It was at an ice cream social where Brian Thorson bought his first plant.
While still in kindergarten, he paid 25 cents each for his first kalanchoe and dieffenbachia, one a succulent adorned with delicate clusters of dainty flowers, the other a tropical plant donning waxy, vibrant leaves. He was 4 years old.
“I swear, that was the beginning of my love for plants,” he said.
Now the botanical curator at Cal State Long Beach, Thorson tends to more than 2,000 plants, maintains five greenhouses and an outdoor nursery on campus, while also overseeing the campus’ efforts to rescue plants that are imported illegally into the United States after they’re seized by authorities.
“He’s sort of this richly textured human,” said Judy Brusslan, professor of biological sciences, who has known Thorson since he studied in her lab as a master’s student 17 years ago. “He has such a deep love for plants, for his friends, for the animals in his life. Anything he gets to know – he’s such a deeply sensitive and caring individual.”
Most recently Thorson’s titan arum, or corpse flower, Phil made headlines when it bloomed for a second time in two years – a remarkable feat for a plant that typically reaches maturity once every 12 years. But Thorson’s work in tending to the campus’ plants and cultivating them for classes remains largely unseen for many students and staff who interact with his work.
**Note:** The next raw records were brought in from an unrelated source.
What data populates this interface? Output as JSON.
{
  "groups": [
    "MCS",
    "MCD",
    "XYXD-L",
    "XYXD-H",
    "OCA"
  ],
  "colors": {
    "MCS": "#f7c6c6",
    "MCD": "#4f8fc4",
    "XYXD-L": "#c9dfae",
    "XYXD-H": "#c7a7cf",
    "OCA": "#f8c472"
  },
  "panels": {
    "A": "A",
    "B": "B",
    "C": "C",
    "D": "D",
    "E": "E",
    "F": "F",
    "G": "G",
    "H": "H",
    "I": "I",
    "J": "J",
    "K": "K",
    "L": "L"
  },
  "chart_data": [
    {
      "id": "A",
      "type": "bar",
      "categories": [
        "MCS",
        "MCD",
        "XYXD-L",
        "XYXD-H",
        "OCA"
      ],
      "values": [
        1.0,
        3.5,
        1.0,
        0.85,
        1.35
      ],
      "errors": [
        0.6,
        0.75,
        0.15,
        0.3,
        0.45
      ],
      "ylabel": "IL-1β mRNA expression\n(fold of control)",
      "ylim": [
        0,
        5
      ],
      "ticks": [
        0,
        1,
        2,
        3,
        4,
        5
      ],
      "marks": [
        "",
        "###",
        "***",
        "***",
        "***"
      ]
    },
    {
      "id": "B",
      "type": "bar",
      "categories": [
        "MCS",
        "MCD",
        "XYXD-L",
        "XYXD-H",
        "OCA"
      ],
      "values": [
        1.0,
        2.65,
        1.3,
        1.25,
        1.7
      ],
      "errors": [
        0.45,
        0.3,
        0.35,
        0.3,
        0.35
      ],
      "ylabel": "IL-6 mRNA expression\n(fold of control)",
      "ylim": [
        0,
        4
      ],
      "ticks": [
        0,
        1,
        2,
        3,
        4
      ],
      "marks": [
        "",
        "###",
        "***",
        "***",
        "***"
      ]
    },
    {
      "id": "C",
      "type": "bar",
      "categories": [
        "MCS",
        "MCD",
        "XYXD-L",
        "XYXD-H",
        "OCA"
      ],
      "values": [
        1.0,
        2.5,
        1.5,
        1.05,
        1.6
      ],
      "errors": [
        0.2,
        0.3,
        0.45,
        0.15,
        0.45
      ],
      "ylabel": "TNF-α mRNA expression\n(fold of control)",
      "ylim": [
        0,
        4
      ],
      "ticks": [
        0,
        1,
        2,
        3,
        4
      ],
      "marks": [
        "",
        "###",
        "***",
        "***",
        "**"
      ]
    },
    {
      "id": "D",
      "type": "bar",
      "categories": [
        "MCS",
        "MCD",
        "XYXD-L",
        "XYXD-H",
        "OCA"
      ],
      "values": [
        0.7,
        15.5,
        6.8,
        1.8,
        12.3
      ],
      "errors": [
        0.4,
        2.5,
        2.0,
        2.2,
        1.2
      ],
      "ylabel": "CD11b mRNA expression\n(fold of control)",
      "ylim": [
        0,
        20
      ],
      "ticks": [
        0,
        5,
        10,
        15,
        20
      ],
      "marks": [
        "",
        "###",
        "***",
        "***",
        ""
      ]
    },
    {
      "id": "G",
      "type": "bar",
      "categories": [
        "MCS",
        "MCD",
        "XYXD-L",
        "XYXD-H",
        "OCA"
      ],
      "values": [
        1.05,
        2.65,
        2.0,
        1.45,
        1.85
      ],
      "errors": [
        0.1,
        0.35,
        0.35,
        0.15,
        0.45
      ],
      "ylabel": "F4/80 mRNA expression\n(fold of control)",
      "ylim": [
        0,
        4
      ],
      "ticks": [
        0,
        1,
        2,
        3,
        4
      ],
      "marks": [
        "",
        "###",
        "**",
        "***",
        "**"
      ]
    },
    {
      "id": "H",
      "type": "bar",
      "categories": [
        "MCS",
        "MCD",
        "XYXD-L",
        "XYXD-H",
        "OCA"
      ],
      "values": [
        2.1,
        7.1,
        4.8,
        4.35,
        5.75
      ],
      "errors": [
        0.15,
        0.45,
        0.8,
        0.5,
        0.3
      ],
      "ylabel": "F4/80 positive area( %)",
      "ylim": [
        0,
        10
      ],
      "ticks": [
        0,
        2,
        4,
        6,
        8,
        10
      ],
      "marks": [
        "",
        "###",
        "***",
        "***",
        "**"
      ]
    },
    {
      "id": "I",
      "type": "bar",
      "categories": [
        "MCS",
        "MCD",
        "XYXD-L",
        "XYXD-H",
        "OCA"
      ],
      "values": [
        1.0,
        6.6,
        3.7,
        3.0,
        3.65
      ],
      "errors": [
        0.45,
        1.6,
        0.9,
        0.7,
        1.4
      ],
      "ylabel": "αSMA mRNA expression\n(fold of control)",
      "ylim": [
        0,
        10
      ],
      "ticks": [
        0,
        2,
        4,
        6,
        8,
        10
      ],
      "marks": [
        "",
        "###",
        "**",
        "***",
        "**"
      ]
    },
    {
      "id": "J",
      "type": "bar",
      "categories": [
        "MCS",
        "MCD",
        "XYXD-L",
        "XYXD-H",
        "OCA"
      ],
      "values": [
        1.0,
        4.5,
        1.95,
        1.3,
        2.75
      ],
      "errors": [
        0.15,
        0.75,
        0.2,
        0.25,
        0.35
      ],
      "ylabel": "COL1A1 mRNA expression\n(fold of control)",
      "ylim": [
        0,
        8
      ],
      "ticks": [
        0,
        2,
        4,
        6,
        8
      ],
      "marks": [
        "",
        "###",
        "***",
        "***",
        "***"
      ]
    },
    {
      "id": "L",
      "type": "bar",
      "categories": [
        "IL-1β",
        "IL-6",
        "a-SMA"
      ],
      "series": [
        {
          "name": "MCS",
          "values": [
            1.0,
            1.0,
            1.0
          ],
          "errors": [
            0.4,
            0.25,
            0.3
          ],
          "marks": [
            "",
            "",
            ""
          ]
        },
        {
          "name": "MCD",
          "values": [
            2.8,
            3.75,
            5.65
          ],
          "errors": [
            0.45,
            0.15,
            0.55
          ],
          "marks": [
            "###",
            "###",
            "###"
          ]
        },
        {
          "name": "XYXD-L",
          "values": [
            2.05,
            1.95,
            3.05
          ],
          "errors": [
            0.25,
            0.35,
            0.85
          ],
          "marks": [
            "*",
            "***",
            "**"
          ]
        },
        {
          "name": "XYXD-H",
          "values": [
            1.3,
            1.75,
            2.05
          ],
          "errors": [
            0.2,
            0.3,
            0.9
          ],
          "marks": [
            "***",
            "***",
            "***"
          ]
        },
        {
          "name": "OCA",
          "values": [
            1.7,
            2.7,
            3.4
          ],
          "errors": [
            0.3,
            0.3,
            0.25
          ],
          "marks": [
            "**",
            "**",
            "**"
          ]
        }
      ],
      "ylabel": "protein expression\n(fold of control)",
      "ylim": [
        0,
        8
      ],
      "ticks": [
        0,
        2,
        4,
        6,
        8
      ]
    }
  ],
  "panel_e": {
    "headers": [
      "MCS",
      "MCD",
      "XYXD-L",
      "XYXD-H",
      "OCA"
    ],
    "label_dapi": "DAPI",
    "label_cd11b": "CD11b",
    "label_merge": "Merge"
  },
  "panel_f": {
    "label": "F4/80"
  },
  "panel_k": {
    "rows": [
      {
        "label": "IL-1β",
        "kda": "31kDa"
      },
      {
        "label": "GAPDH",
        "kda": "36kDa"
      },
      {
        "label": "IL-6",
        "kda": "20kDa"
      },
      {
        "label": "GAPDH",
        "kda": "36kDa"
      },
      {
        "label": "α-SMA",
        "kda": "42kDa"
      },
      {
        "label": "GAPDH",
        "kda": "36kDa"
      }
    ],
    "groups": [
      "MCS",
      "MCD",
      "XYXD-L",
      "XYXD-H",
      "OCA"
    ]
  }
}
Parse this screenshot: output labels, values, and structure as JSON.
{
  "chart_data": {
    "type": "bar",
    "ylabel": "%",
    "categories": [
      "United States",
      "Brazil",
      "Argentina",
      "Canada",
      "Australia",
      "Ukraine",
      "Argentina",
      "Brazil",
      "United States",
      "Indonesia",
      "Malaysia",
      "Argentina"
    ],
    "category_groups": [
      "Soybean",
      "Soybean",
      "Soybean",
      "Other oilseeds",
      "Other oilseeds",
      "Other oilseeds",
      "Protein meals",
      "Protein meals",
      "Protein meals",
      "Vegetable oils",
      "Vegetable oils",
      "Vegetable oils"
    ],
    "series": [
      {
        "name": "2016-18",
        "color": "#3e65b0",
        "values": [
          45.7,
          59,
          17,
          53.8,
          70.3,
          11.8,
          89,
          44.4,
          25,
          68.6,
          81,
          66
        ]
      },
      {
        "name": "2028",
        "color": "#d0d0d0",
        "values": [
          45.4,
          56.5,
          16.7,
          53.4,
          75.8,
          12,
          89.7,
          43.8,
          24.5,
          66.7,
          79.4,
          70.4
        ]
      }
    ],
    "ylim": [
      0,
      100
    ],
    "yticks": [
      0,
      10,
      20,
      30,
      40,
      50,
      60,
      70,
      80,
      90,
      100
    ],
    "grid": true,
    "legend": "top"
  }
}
“He brings plants that cause us to be naturally curious,” Brusslan said. “He brings plants into a course, it’s not just a citrus, he brings a citrus that’s super cool. Just by having such gorgeous examples, you can’t help but notice the beauty. I think it makes people really appreciate plants.”
The job of campus botanist for Thorson perfectly dovetails into his passion for tinkering, analytics and problem solving coupled with a natural propensity toward nurturing. Recently while tending to the tropical greenhouse on lower campus, he noticed the leaves on one plant turned an almost imperceptible yellow and immediately suspected the evaporative cooler. When he checked, a belt had slipped off the cooler impacting the room’s temperature.
“Part of it is being a nurturer and wanting to see things survive and thrive,” Thorson said. “I meet people who try to do what I do and fail and fail, and I can give them a recipe, and tell them to check these parameters, and they still fail. And yet I can do it and always succeed. I just never stop. I never take a break.
“This is exactly what I was built to do. This is what I was supposed to do with my life.”
On a normal day, Thorson begins his day at 6 a.m. collecting specimens to be used during biology lessons. The carefully cultivated plants sitting before students have been cared for, collected, labeled and deposited at the lab in the early hours of the morning, well before students even arrive two hours later for a lab.
While students study the evolutionary patterns of a given species or explore plant systematics, Thorson is weeding, pruning and propagating his charges in one of the three greenhouses that sit atop the Hall of Science or two greenhouses hidden behind the engineering buildings on lower campus.
“We have an exceptional facility and an exceptionally broad plant collection” on campus, he said. “It enables students to do research they wouldn’t otherwise be able to do.”
This frameset document contains:
From Guam to Long Beach
Thorson’s journey to Long Beach followed a circuitous path that led him halfway across the globe.
From the ages of 9 to 16, he lived in Guam with his mother and four siblings, harvesting taro, bell peppers, cabbage, papaya and winged beans on the family ranch.
Other times, the family ventured into the nearby jungle to collect hundreds of pounds of the fa ’dang nut in Army duffle bags. The gymnosperm is now endangered on the island because of invasive pests. Thorson grows fa ’dang on campus to one day send back to Guam to help with its repopulation.
At 16, he fled Guam after boys in a neighboring village targeted him because he was gay. He moved to Long Beach, but the transition to living in the U.S. wasn’t easy. He’d grown accustomed to a more collective society. The U.S., by comparison, is more individualistic.
While studying at Long Beach City College he took a biology class for majors and excelled. He went on to graduate from UC Irvine and studied at Cal State Long Beach with professors such as Brusslan. He briefly taught botany at Golden West College but in 2008 he returned to CSULB, this time as the campus’ botanical curator and technician, transforming the ordinary, functional greenhouses into something extraordinary.
“It was a small college greenhouse,” Brusslan said. “Brian took it to another level. He takes beautiful care of the plants. Everything he brings to those courses, the plants he brings into the courses, one is more beautiful than the other. He’s deepened the collection, there are more rare plants, more species, more collections.”
It’s through his cultivation that Thorson hopes he leaves an indelible imprint on the university.
“This is my legacy,” Thorson said. “I want us to have a formidable, exceptional plant program and plant collection that draws people to our campus. What can I do so people say ‘I want to be there. I want to go there’?”